Mishegoss

Introduction:
As I read on my kindle (or other places), I note new vocabulary. I enjoy words and their meanings and I am always thrilled when I learn a new vocabulary word. Sometimes, however, I don’t use the word and then it is lost.

Recently I learned the word mogshade, which means the shadow of a tree, but when I wanted to use it again, I could not remember the word. I even looked up the websites that I had been on at the time, trying to find it. Despite finding the actual article, I still did not see the word. Thankfully, however, I had put it on the blog. Yay!

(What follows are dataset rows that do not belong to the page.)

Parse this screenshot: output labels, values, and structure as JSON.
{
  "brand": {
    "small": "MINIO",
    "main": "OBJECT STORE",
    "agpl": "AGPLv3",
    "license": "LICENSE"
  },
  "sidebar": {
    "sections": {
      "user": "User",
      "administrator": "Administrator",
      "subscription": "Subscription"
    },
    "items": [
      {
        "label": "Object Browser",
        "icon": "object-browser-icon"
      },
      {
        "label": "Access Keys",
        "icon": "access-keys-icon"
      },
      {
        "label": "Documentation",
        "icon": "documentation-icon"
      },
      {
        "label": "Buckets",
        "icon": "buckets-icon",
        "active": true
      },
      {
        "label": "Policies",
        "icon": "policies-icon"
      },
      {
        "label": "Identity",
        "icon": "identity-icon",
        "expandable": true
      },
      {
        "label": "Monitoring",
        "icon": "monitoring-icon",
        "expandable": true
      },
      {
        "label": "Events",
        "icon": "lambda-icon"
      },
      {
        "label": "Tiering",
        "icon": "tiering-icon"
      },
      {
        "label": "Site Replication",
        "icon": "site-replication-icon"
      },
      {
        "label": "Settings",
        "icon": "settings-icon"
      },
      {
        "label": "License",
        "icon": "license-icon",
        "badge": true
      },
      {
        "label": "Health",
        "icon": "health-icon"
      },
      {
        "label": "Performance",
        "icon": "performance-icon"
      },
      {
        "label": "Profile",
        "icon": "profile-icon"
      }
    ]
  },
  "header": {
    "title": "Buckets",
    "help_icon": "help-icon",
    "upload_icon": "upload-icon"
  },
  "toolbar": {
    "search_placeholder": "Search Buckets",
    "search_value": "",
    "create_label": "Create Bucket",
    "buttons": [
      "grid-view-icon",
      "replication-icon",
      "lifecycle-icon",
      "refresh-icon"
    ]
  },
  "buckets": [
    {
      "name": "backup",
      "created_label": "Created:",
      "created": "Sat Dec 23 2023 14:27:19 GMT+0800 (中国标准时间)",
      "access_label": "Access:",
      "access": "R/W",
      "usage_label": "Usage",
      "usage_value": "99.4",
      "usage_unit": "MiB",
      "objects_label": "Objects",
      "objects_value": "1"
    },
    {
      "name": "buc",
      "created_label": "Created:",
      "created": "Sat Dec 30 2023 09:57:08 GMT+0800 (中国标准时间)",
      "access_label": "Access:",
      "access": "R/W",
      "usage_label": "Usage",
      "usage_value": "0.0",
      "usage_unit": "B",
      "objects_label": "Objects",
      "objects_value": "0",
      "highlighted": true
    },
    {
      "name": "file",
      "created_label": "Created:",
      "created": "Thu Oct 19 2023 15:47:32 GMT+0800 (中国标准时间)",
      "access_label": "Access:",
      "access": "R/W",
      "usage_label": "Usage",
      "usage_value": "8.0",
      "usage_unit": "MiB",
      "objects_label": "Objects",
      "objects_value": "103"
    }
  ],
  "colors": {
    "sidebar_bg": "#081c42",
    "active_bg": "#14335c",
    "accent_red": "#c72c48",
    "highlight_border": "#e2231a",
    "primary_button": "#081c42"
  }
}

In our house the wall in the dining room, grass cloth painted a light gray, produces an amazing art piece when the mogshade of the 100+ year old mesquite right outside the back window is visible in the evening. That’s why I went looking for the word again and now that I have found it, I refuse to let it go.

Main point:
Mishegoss is a Yiddish word, which I knew just from the look of the word, that, when I looked it up on the kindle app, did not appear in the dictionary or Wikipedia. However, when I whipped out my phone and put it into Google, I found multiple entries for the meaning.

Mishegoss means craziness or senseless behavior or activity, according to the Free Dictionary.

The word was used in a romance novel, Santa’s Playbook, by Karen Templeton-Berger, published as Karen Templeton.

“Please don’t give me any mishegoss about fighting for my man, Virgil–” (200).

It is a wonderful word and sounds cool, too.